473,793 Members | 2,742 Online
Bytes | Software Development & Data Engineering Community
+ Post

Home Posts Topics Members FAQ

Large Databases


What is the linux and/or postgres limitation for very
large databases, if any? We are looking at 6T-20T.
My understanding is that if the hardware supports it,
then it can be done in postgres. But can hardware
support that?

--elein
=============== =============== =============== ===============
el***@varlena.c om Varlena, LLC www.varlena.com

PostgreSQL Consulting, Support & Training

PostgreSQL General Bits http://www.varlena.com/GeneralBits/
=============== =============== =============== =============== =
I have always depended on the [QA] of strangers.
---------------------------(end of broadcast)---------------------------
TIP 3: if posting/reading through Usenet, please send an appropriate
subscribe-nomail command to ma*******@postg resql.org so that your
message can get through to the mailing list cleanly

Nov 23 '05 #1
7 1549
elein wrote:
What is the linux and/or postgres limitation for very
large databases, if any? We are looking at 6T-20T.
My understanding is that if the hardware supports it,
then it can be done in postgres. But can hardware
support that?


I've never had the pleasure to actually see one of those, but for
example IBM sells their storage servers, which can hold up to 224 SCSI
drives. The largest drive now s 146G, so that gives you 32T. With some
RAIDing you are looking at 16T of storage in one box (huge it may
be--actually occupies whole 90U rack). You can use more of them I guess,
since version 8 has tablespaces. Be prepared to spend some half a mil
for this beast and we are talking US dollars here (listing price is
$760k, but who would shop for listing prices, eh?). Beware, nuclear
powerplant not included. If you get one of those, let us know how
Postgres hums on it :)

--
Michal Taborsky
http://www.taborsky.cz
---------------------------(end of broadcast)---------------------------
TIP 3: if posting/reading through Usenet, please send an appropriate
subscribe-nomail command to ma*******@postg resql.org so that your
message can get through to the mailing list cleanly

Nov 23 '05 #2
elein wrote:
What is the linux and/or postgres limitation for very
large databases, if any? We are looking at 6T-20T.
My understanding is that if the hardware supports it,
then it can be done in postgres. But can hardware
support that?


I've recently been going through a project to support what will become a
5 to 6 TB Postgres database (initially it will be about 300GB after
conversion from the source system). A few significant things I've
learned along the way:

1) The linux 2.4 kernel has a block device size limit of 2 TB.

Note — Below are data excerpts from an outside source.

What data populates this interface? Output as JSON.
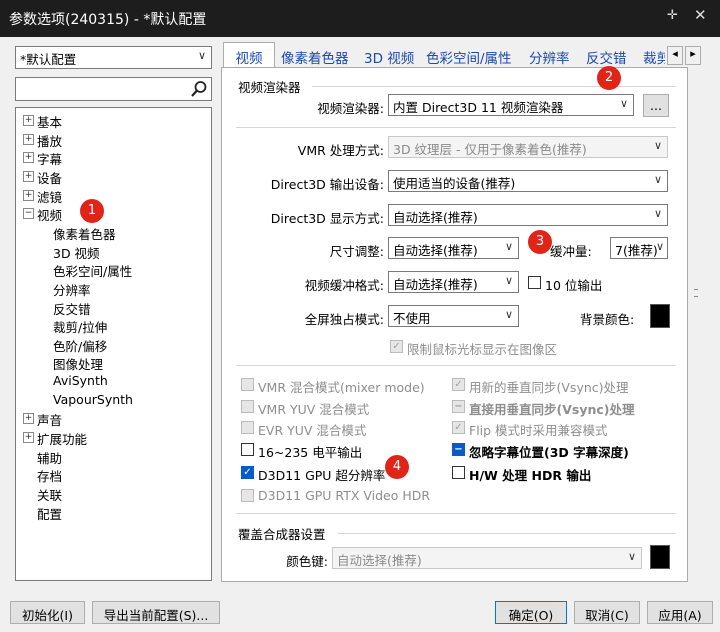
{
  "window": {
    "title": "参数选项(240315) - *默认配置",
    "pin_icon": "pin-icon",
    "close_icon": "close-icon"
  },
  "profile": {
    "value": "*默认配置"
  },
  "search": {
    "value": "",
    "icon": "magnifier-icon"
  },
  "tree": {
    "items": [
      {
        "label": "基本"
      },
      {
        "label": "播放"
      },
      {
        "label": "字幕"
      },
      {
        "label": "设备"
      },
      {
        "label": "滤镜"
      },
      {
        "label": "视频"
      },
      {
        "label": "像素着色器"
      },
      {
        "label": "3D 视频"
      },
      {
        "label": "色彩空间/属性"
      },
      {
        "label": "分辨率"
      },
      {
        "label": "反交错"
      },
      {
        "label": "裁剪/拉伸"
      },
      {
        "label": "色阶/偏移"
      },
      {
        "label": "图像处理"
      },
      {
        "label": "AviSynth"
      },
      {
        "label": "VapourSynth"
      },
      {
        "label": "声音"
      },
      {
        "label": "扩展功能"
      },
      {
        "label": "辅助"
      },
      {
        "label": "存档"
      },
      {
        "label": "关联"
      },
      {
        "label": "配置"
      }
    ]
  },
  "tabs": [
    {
      "label": "视频"
    },
    {
      "label": "像素着色器"
    },
    {
      "label": "3D 视频"
    },
    {
      "label": "色彩空间/属性"
    },
    {
      "label": "分辨率"
    },
    {
      "label": "反交错"
    },
    {
      "label": "裁剪"
    }
  ],
  "tab_scroll": {
    "left": "◂",
    "right": "▸"
  },
  "renderer": {
    "group_title": "视频渲染器",
    "renderer_label": "视频渲染器:",
    "renderer_value": "内置 Direct3D 11 视频渲染器",
    "more_button": "...",
    "vmr_label": "VMR 处理方式:",
    "vmr_value": "3D 纹理层 - 仅用于像素着色(推荐)",
    "d3d_device_label": "Direct3D 输出设备:",
    "d3d_device_value": "使用适当的设备(推荐)",
    "d3d_display_label": "Direct3D 显示方式:",
    "d3d_display_value": "自动选择(推荐)",
    "resize_label": "尺寸调整:",
    "resize_value": "自动选择(推荐)",
    "buffer_label": "缓冲量:",
    "buffer_value": "7(推荐)",
    "buffer_format_label": "视频缓冲格式:",
    "buffer_format_value": "自动选择(推荐)",
    "tenbit_label": "10 位输出",
    "fullscreen_label": "全屏独占模式:",
    "fullscreen_value": "不使用",
    "bgcolor_label": "背景颜色:",
    "cursor_label": "限制鼠标光标显示在图像区"
  },
  "options": {
    "vmr_mixer": "VMR 混合模式(mixer mode)",
    "vmr_yuv": "VMR YUV 混合模式",
    "evr_yuv": "EVR YUV 混合模式",
    "level_16_235": "16~235 电平输出",
    "d3d11_super_res": "D3D11 GPU 超分辨率",
    "d3d11_rtx_hdr": "D3D11 GPU RTX Video HDR",
    "vsync_new": "用新的垂直同步(Vsync)处理",
    "vsync_direct": "直接用垂直同步(Vsync)处理",
    "flip_compat": "Flip 模式时采用兼容模式",
    "ignore_sub_pos": "忽略字幕位置(3D 字幕深度)",
    "hw_hdr": "H/W 处理 HDR 输出"
  },
  "overlay": {
    "group_title": "覆盖合成器设置",
    "colorkey_label": "颜色键:",
    "colorkey_value": "自动选择(推荐)"
  },
  "badges": [
    "1",
    "2",
    "3",
    "4"
  ],
  "buttons": {
    "init": "初始化(I)",
    "export": "导出当前配置(S)...",
    "ok": "确定(O)",
    "cancel": "取消(C)",
    "apply": "应用(A)"
  },
  "colors": {
    "badge": "#e02418",
    "tab_text": "#1a49b0",
    "checked": "#0a5bc8"
  }
}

2) The linux 2.6 kernel supports *huge* block device size -- I don't
have it in front of me, but IIRC it was in the peta-bytes range.

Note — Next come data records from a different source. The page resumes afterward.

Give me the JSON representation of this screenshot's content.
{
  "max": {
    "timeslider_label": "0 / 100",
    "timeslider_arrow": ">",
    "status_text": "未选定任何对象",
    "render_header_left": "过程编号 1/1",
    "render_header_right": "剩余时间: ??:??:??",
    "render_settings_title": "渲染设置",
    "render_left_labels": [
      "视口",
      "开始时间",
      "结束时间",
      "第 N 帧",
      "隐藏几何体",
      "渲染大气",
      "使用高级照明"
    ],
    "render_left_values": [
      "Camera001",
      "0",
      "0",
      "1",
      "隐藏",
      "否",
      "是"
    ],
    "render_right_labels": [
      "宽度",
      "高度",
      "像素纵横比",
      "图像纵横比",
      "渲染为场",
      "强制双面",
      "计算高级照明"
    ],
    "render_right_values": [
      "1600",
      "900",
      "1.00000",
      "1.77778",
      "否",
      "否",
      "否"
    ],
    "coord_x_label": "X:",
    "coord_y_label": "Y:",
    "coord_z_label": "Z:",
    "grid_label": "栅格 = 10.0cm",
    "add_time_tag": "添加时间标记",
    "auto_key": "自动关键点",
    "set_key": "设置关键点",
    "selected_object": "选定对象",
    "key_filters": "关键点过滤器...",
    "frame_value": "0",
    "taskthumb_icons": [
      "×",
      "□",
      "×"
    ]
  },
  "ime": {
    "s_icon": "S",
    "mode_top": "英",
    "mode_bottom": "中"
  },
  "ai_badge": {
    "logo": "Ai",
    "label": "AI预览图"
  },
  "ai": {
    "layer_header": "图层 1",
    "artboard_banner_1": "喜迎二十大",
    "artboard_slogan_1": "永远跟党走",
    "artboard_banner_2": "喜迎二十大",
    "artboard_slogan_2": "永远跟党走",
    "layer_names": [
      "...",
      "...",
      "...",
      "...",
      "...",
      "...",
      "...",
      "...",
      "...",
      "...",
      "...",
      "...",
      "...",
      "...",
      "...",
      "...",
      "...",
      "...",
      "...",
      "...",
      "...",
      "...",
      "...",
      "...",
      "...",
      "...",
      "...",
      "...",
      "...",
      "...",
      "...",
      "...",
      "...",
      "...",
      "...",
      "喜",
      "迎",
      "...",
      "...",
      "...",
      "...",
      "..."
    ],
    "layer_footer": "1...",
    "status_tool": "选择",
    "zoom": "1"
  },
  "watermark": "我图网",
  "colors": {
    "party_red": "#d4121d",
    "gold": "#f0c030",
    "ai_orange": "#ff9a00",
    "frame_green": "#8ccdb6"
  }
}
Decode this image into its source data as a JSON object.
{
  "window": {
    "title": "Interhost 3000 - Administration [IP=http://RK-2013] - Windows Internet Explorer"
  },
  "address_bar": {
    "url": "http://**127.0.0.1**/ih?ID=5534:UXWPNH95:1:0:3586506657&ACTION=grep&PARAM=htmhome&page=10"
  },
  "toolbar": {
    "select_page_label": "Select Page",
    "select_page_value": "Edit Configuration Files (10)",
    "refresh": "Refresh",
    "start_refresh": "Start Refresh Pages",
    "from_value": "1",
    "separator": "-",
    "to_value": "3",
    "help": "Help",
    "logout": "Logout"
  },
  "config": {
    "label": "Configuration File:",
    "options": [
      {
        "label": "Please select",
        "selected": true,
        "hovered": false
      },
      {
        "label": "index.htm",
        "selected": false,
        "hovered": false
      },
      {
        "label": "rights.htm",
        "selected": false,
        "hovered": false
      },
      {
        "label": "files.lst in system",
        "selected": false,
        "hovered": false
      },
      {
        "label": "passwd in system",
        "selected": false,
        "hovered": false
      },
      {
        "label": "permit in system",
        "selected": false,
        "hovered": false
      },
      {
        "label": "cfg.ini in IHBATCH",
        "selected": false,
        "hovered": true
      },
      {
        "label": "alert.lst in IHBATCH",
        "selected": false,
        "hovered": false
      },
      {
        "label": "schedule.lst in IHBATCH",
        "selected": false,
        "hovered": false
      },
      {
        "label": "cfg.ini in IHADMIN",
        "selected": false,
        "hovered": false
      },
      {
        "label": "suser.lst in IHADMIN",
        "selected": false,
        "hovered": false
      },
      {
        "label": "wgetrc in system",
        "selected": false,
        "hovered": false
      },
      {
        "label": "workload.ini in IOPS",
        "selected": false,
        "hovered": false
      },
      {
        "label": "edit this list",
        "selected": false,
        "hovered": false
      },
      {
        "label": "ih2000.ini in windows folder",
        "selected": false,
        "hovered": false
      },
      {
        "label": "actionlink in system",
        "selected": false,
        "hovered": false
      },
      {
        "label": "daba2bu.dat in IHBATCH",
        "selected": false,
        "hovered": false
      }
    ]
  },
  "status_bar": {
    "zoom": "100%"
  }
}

3) xfs, jfs, and ext3 all can handle more than the 6TB we needed them to
handle.

4) One of the leading SAN vendors initially claimed to be able to
support our desire to have a single 6TB volume. We found that when
pushed hard, we would get disk corruption (archives are down, but see
HACKERS on 8/21/04 for a message I posted on the topic). Now we are
being told that they don't support the linux 2.6 kernel, and
therefore don't support > 2TB volumes.

So the choices seem to be:
a) Use symlinks or Postgres 8.0.0beta tablespaces to split your data
across multiple 2 TB volumes.

b) Use NFS mounted NAS.

We are already a big NetApp shop, so NFS mounted NAS is the direction
we'll likely take. It appears (from their online docs) that NetApp can
have individual volumes up to 16 TB. We should be confirming that with
them in the next day or two.

HTH,

Joe

---------------------------(end of broadcast)---------------------------
TIP 9: the planner will ignore your desire to choose an index scan if your
joining column's datatypes do not match

Nov 23 '05 #3
I thought NFS was not recommended. Did I misunderstand this
or is there some kind of limitation to using different kinds(?)
of NFS.

Thank you for the excellent info.

--elein

On Tue, Aug 31, 2004 at 01:54:41PM -0700, Joe Conway wrote:
elein wrote:
What is the linux and/or postgres limitation for very
large databases, if any? We are looking at 6T-20T.
My understanding is that if the hardware supports it,
then it can be done in postgres. But can hardware
support that?


I've recently been going through a project to support what will become a
5 to 6 TB Postgres database (initially it will be about 300GB after
conversion from the source system). A few significant things I've
learned along the way:

1) The linux 2.4 kernel has a block device size limit of 2 TB.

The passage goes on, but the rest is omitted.